I've made no great study of the papacy and "infallibility." In fact, I share with much of Christendom disdain for the arrogance of the unilateral declaration of the doctrine of papal infallibility (even though I don't think that the doctrine itself is as far-reaching or offensive as many claim). But I've read some pretty hardcore pro-papalists. And I've never seen a reasonable claim that the Pope and Scripture can claim equal authority. Oh, sure the Pope in a sense guarantees the proper interpretation of the Scripture -- but the focus is still on making clear the witness of Scripture. The Pope can't just up and declare Scripture irrelevant -- regardless of how one reads some of the papal encyclicals through history! (That's mostly, but not entirely, a joke, by the way.)

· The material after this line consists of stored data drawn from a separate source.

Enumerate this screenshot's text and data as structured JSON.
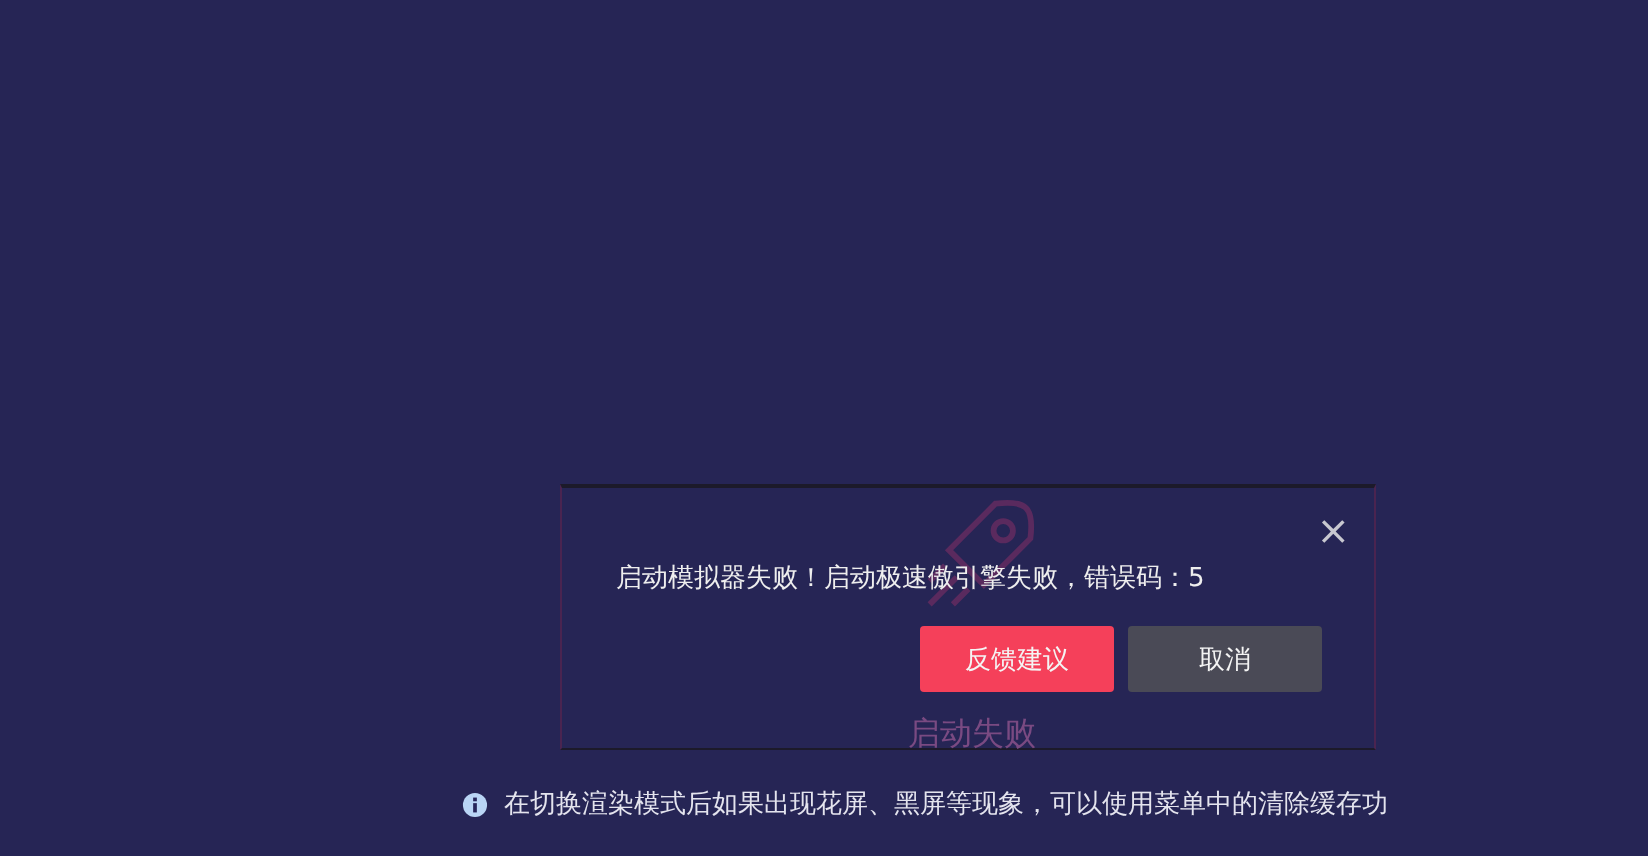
{
  "dialog": {
    "message": "启动模拟器失败！启动极速傲引擎失败，错误码：5",
    "close": "×",
    "buttons": [
      {
        "label": "反馈建议",
        "kind": "primary"
      },
      {
        "label": "取消",
        "kind": "secondary"
      }
    ],
    "background_label": "启动失败"
  },
  "notice": {
    "text": "在切换渲染模式后如果出现花屏、黑屏等现象，可以使用菜单中的清除缓存功"
  }
}
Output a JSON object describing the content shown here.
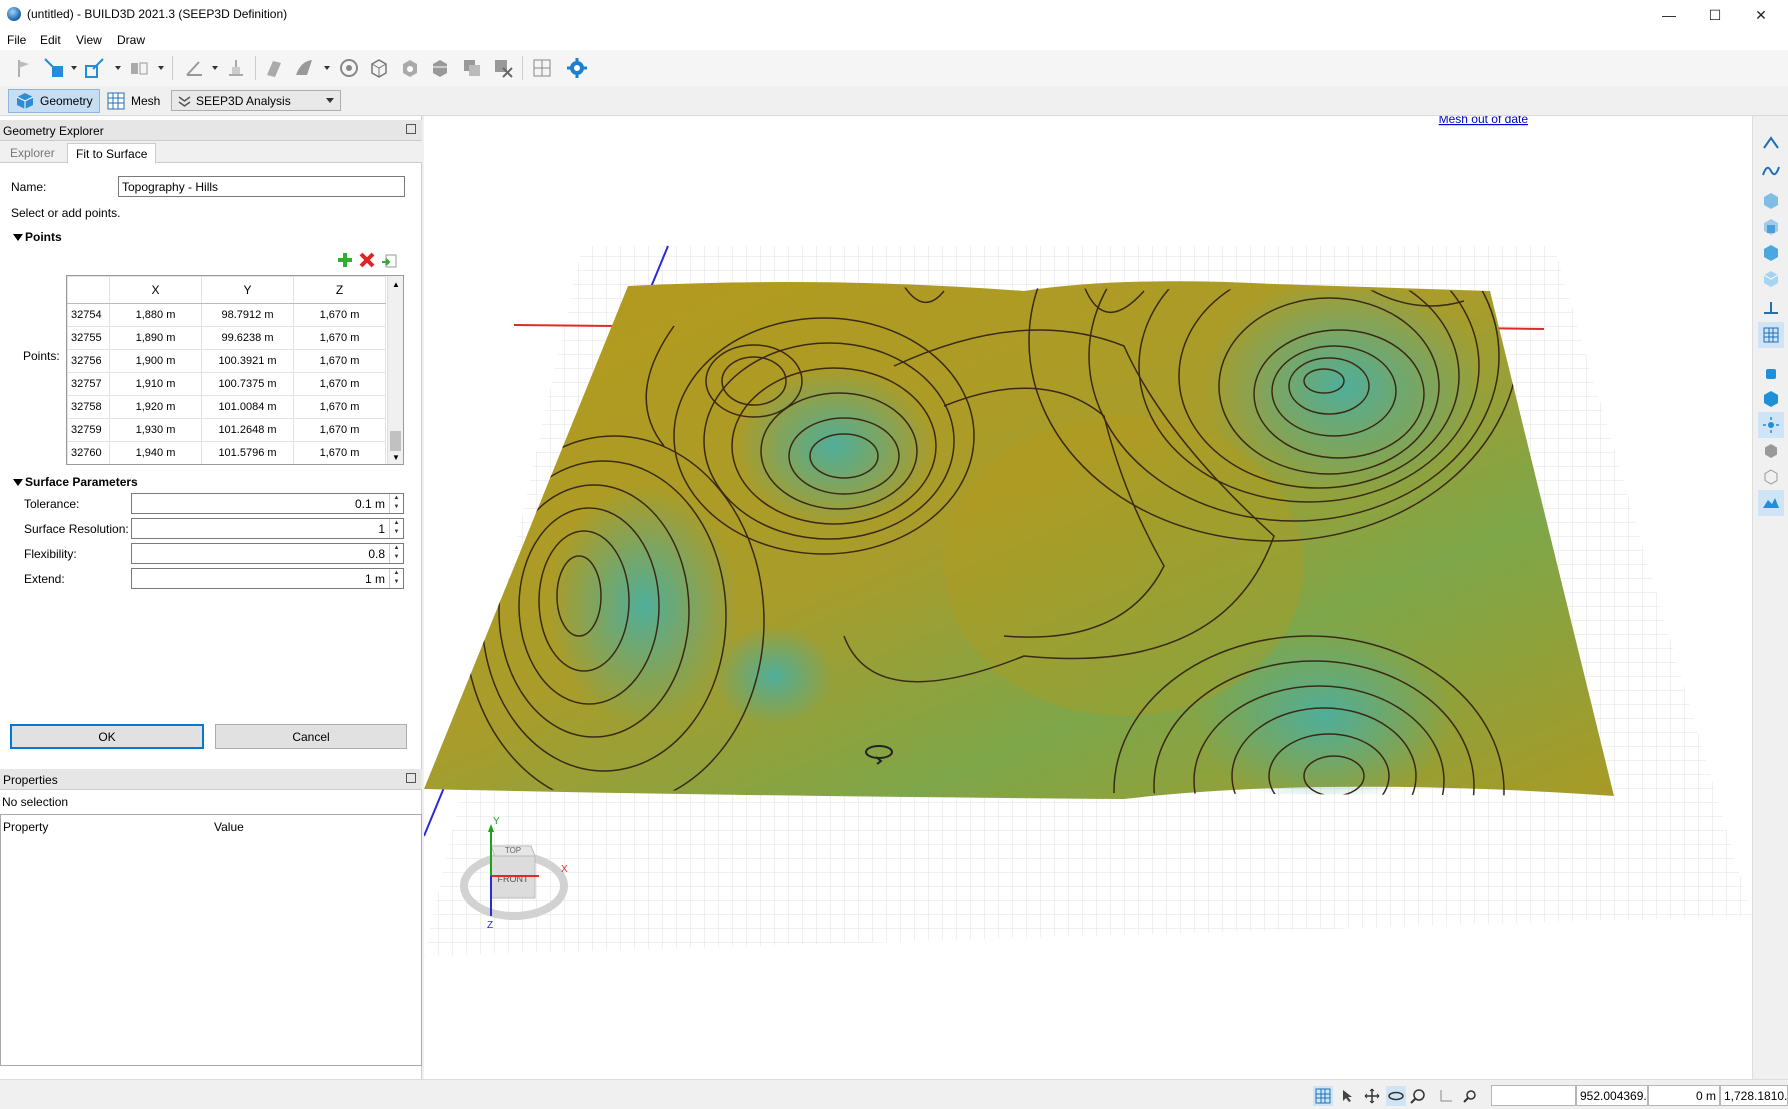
{
  "window": {
    "title": "(untitled) - BUILD3D 2021.3 (SEEP3D Definition)",
    "minimize": "—",
    "maximize": "☐",
    "close": "✕"
  },
  "menu": [
    "File",
    "Edit",
    "View",
    "Draw"
  ],
  "modes": {
    "geometry": "Geometry",
    "mesh": "Mesh",
    "analysis": "SEEP3D Analysis"
  },
  "geometry_explorer": {
    "header": "Geometry Explorer",
    "tabs": [
      "Explorer",
      "Fit to Surface"
    ],
    "name_label": "Name:",
    "name_value": "Topography - Hills",
    "hint": "Select or add points.",
    "points_section": "Points",
    "points_label": "Points:",
    "columns": [
      "X",
      "Y",
      "Z"
    ],
    "rows": [
      {
        "id": "32754",
        "x": "1,880 m",
        "y": "98.7912 m",
        "z": "1,670 m"
      },
      {
        "id": "32755",
        "x": "1,890 m",
        "y": "99.6238 m",
        "z": "1,670 m"
      },
      {
        "id": "32756",
        "x": "1,900 m",
        "y": "100.3921 m",
        "z": "1,670 m"
      },
      {
        "id": "32757",
        "x": "1,910 m",
        "y": "100.7375 m",
        "z": "1,670 m"
      },
      {
        "id": "32758",
        "x": "1,920 m",
        "y": "101.0084 m",
        "z": "1,670 m"
      },
      {
        "id": "32759",
        "x": "1,930 m",
        "y": "101.2648 m",
        "z": "1,670 m"
      },
      {
        "id": "32760",
        "x": "1,940 m",
        "y": "101.5796 m",
        "z": "1,670 m"
      }
    ],
    "surface_section": "Surface Parameters",
    "params": [
      {
        "label": "Tolerance:",
        "value": "0.1 m"
      },
      {
        "label": "Surface Resolution:",
        "value": "1"
      },
      {
        "label": "Flexibility:",
        "value": "0.8"
      },
      {
        "label": "Extend:",
        "value": "1 m"
      }
    ],
    "ok": "OK",
    "cancel": "Cancel"
  },
  "properties": {
    "header": "Properties",
    "selection": "No selection",
    "col_property": "Property",
    "col_value": "Value"
  },
  "viewport": {
    "mesh_status": "Mesh out of date",
    "cube_top": "TOP",
    "cube_front": "FRONT",
    "axis_x": "X",
    "axis_y": "Y",
    "axis_z": "Z",
    "colors": {
      "surface_low": "#b59a1c",
      "surface_high": "#4fae9a",
      "contour": "#3a2a14",
      "grid": "#e3e3e3"
    }
  },
  "status": {
    "field1": "",
    "field2": "952.004369...",
    "field3": "0 m",
    "field4": "1,728.1810..."
  }
}
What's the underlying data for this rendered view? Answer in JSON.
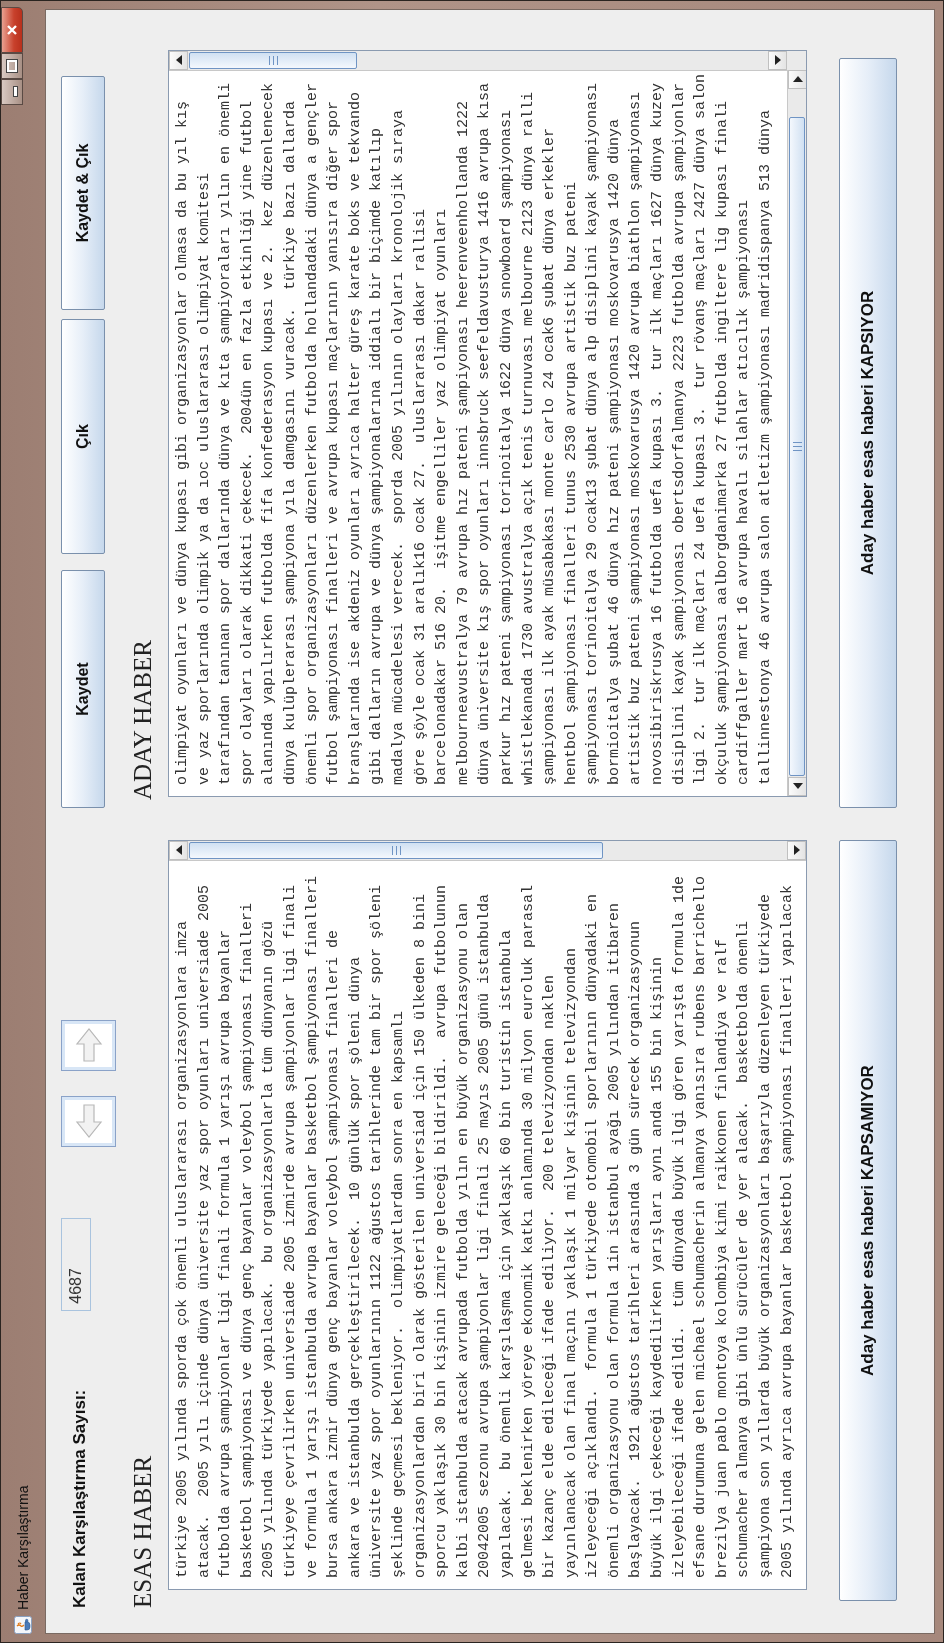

I guess that I'm saying that I'm disappointed in Wheaton College (won't they be hurt to learn that?). Their motto seems to be "Intellectual freedon, si -- though within limits; religious liberty, no." I'm disappointed that Wheaton officially manifests such a dark-ages kind of insensitivity to the advances that have been made in mutual understanding between Roman Catholics and (evangelical) Protestants. Wheaton made an official statement of intolerance that is bound to be felt in the school life, too. And I question whether that is an appropriate atmosphere at an institution of higher education.
I affirm religious colleges. Heck, I went to a couple myself, and my wife is currently a grad student at Bethel (a Baptist school with a very definite evangelical identity). I think it's great to come to new intellectual maturity within a context that values a peculiar religious heritage. (Please don't ask me about Liberty University, however.) And I appreciate an administration and structure that is not wishy-washy or namby-pamby or "liberal" or "post-modern" or even (in some senses) "irenic."
But I wish such schools could and will maintain such an identity while at the same time remaining true to the charter of liberal-arts education and to catholicity of interest.